Menurut Andi Gani, perhatian Prabowo sudah dimulai sejak tiga bulan sebelum May Day.

Ia menceritakan momen dirinya dipanggil Presiden untuk membahas detail persiapan acara.

“Sejak awal Maret, Presiden Prabowo menaruh perhatian sangat-sangat luar biasa. Saya dipanggil oleh Presiden, duduk berdua, beliau mendesain khusus kaos May Day,” kata Andi Gani di kawasan Menteng, Jakarta Pusat, Senin (27/4/2026).

Andi Gani menjelaskan, Prabowo secara detail meminta perubahan desain, termasuk warna dan bahan kaos, agar nyaman digunakan oleh buruh.

“Beliau minta yang terbaik, kaosnya jangan yang bikin panas, fungsinya yang terbaik. Itu saya sampai terharu. Seorang Presiden, seorang kepala negara, sejak tiga bulan sebelum May Day sudah berpikir soal buruh jangan kepanasan,” ucapnya.

Tidak hanya kaos, Andi Gani juga menyebut Prabowo meminta disiapkan payung untuk buruh agar tidak kepanasan saat acara berlangsung di Monas.

“Setelah kaos yang akan dikenakan kita semua, itu hadiah dari Presiden Prabowo.
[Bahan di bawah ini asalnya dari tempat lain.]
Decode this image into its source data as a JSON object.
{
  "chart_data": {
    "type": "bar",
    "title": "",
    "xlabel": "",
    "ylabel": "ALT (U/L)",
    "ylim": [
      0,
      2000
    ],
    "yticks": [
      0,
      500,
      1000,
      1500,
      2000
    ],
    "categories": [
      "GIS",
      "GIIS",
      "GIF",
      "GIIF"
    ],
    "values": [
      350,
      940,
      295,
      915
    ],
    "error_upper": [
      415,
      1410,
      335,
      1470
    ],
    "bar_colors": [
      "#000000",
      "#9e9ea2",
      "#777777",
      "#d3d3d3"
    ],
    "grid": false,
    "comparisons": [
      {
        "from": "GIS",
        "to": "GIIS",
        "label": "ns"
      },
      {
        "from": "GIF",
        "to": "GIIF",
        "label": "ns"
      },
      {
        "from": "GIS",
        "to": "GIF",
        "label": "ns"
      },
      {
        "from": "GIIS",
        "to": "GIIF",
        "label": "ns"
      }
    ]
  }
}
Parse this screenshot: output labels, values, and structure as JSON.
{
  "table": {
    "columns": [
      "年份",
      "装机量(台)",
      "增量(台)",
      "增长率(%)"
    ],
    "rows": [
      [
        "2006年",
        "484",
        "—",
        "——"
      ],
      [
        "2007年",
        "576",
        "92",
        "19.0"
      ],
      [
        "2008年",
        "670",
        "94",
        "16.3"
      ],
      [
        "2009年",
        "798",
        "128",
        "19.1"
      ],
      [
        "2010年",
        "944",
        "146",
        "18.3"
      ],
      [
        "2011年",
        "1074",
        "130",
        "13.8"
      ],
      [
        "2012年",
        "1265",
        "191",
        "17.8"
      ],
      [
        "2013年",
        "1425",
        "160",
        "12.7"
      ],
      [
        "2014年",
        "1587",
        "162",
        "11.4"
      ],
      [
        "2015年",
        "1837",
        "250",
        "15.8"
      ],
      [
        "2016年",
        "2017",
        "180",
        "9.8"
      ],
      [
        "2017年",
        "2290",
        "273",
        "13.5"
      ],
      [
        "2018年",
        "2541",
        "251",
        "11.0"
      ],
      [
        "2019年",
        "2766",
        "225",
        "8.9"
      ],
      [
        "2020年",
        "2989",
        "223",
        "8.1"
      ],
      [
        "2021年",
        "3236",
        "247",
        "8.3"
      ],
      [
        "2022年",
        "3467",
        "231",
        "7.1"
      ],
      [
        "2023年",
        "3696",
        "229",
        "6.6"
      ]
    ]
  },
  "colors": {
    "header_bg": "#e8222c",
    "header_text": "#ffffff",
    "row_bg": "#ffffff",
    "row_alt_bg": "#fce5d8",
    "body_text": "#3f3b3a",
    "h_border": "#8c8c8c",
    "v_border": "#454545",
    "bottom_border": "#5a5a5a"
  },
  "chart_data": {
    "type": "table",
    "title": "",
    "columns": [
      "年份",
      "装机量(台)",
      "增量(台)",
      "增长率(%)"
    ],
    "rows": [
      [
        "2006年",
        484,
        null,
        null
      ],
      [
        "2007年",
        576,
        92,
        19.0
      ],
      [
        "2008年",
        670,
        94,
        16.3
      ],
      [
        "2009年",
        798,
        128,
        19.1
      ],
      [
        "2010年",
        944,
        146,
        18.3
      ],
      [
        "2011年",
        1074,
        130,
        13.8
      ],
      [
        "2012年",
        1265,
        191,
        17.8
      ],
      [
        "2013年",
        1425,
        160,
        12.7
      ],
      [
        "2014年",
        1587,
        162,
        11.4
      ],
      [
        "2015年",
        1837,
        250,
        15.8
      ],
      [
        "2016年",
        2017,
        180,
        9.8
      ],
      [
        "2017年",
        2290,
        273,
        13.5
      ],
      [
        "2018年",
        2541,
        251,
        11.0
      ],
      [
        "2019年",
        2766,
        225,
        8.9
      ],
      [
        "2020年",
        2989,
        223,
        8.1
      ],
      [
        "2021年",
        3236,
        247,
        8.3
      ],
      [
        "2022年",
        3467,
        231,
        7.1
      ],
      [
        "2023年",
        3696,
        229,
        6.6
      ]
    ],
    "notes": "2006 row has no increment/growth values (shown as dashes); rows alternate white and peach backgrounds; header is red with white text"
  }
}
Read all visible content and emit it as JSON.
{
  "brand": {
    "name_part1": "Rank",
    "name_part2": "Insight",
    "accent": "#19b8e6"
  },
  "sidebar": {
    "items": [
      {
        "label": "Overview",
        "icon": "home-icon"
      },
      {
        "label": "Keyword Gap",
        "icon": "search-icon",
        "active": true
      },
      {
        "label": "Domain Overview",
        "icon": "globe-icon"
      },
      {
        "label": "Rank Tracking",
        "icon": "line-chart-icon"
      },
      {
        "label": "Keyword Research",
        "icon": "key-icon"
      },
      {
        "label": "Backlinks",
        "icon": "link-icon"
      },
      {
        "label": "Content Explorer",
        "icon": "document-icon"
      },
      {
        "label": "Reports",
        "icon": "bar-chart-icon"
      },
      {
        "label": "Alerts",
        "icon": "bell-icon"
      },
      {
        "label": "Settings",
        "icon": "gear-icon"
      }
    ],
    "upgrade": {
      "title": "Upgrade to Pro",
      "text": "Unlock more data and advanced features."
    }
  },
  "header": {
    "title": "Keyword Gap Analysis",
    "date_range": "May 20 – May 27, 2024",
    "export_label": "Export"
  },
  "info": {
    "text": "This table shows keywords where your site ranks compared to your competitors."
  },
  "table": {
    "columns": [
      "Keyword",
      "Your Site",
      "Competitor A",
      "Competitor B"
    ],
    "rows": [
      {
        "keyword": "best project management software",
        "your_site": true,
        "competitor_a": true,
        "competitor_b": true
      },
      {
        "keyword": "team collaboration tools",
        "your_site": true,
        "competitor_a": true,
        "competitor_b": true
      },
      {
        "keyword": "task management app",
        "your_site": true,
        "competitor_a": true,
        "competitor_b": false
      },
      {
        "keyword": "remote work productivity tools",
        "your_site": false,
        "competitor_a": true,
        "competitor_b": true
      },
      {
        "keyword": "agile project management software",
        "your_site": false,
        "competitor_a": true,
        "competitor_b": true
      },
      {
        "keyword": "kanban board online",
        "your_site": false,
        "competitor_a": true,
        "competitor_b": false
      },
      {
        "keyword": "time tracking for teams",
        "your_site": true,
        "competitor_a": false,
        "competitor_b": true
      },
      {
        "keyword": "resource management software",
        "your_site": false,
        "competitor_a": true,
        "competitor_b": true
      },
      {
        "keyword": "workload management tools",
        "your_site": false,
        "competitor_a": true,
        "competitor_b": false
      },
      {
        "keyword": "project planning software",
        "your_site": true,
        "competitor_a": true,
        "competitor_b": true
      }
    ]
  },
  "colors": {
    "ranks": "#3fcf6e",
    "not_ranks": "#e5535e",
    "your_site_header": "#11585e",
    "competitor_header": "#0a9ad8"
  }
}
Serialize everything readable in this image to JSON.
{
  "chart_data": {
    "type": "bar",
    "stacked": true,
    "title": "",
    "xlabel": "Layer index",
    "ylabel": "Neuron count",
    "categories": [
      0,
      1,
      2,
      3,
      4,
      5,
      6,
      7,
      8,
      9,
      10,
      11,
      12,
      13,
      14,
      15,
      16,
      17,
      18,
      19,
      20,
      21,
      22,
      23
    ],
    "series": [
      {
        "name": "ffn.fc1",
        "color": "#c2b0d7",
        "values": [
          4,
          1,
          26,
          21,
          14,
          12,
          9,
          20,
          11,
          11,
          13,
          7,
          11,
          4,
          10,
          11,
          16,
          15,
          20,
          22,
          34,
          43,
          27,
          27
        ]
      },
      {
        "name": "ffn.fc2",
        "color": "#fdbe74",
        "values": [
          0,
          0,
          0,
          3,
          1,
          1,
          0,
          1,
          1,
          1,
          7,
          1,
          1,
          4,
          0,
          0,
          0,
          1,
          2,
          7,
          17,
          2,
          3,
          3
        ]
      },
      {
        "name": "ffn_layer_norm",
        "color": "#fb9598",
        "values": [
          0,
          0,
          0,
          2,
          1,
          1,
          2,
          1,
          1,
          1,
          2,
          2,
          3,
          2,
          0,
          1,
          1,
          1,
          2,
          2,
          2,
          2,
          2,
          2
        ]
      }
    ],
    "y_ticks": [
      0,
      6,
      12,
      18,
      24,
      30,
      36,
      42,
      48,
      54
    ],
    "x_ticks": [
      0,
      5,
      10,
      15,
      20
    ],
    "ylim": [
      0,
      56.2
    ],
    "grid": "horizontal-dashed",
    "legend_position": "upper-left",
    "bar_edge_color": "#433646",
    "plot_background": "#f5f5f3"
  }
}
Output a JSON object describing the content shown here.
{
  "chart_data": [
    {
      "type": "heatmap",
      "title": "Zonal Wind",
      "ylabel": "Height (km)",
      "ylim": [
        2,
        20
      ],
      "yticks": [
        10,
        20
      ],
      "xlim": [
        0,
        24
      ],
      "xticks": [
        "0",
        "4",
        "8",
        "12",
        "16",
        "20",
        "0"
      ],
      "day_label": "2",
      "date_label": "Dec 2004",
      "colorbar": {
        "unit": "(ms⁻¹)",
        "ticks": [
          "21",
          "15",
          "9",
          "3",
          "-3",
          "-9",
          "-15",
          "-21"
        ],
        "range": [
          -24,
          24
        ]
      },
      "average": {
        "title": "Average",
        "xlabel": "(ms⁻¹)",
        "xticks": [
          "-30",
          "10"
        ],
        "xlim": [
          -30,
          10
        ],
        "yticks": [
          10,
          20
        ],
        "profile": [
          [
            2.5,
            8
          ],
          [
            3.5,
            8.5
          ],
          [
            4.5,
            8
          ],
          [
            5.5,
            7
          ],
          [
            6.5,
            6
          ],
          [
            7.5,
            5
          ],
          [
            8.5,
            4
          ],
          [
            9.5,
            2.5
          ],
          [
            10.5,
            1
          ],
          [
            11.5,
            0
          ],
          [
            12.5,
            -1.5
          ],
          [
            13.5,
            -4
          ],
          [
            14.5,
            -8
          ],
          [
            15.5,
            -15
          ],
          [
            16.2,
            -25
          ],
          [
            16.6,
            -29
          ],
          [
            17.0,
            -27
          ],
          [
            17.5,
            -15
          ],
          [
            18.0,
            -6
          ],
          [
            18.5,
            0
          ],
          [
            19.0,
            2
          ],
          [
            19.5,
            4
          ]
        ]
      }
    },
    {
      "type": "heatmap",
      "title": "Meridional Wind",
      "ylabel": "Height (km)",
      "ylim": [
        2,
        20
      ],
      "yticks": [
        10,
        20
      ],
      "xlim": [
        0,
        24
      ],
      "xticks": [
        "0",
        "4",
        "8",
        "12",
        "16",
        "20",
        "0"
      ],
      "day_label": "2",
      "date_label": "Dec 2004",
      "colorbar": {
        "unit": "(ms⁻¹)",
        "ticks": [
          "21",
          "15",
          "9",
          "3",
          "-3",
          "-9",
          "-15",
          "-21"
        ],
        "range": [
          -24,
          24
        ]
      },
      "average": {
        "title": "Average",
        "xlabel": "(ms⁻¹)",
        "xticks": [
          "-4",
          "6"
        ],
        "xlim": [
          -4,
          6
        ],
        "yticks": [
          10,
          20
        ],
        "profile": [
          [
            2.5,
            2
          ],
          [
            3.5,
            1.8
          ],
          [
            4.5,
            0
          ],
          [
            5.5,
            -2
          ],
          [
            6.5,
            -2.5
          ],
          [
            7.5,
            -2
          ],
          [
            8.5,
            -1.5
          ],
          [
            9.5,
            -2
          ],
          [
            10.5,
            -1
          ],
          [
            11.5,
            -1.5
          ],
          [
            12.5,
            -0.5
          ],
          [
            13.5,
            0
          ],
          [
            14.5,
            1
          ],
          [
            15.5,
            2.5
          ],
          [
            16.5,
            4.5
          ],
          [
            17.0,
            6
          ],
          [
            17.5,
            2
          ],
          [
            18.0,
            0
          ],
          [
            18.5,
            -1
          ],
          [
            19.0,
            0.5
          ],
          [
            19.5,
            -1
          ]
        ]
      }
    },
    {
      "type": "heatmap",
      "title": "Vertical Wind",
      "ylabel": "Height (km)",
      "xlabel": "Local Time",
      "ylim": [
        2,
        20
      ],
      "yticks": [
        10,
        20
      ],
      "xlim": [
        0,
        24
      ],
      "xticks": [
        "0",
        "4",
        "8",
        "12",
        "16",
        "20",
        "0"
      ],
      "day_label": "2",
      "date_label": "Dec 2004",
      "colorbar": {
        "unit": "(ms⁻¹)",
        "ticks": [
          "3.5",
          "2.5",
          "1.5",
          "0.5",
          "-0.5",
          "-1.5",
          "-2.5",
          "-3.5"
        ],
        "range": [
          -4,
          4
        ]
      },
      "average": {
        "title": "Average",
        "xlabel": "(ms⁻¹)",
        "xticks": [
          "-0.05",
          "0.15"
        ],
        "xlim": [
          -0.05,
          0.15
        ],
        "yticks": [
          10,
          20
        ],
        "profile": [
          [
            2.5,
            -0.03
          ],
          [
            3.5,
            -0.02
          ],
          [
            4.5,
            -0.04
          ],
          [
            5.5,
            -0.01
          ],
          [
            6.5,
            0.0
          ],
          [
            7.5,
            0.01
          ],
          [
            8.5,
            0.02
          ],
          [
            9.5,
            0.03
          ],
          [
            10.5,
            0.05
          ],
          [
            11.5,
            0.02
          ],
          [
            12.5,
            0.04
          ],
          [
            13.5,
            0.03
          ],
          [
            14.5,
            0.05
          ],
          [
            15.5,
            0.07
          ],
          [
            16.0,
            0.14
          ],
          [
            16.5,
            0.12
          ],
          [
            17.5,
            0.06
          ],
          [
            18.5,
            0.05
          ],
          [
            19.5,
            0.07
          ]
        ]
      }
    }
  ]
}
Desainnya betul-betul dari beliau langsung. ‘Andi, mesti ada lihat perempuannya. Jangan buruh laki-lakinya kelihatan, kita kasih.’ Kurang, ‘perempuannya jangan cuma satu, tambah lagi.’ Itu luar biasa,” ungkapnya.

Lebih lanjut, Andi Gani menegaskan bahwa seluruh hadiah yang disiapkan, termasuk kaos dan payung, berasal dari dana pribadi Prabowo, bukan dari Anggaran Pendapatan dan Belanja Negara (APBN).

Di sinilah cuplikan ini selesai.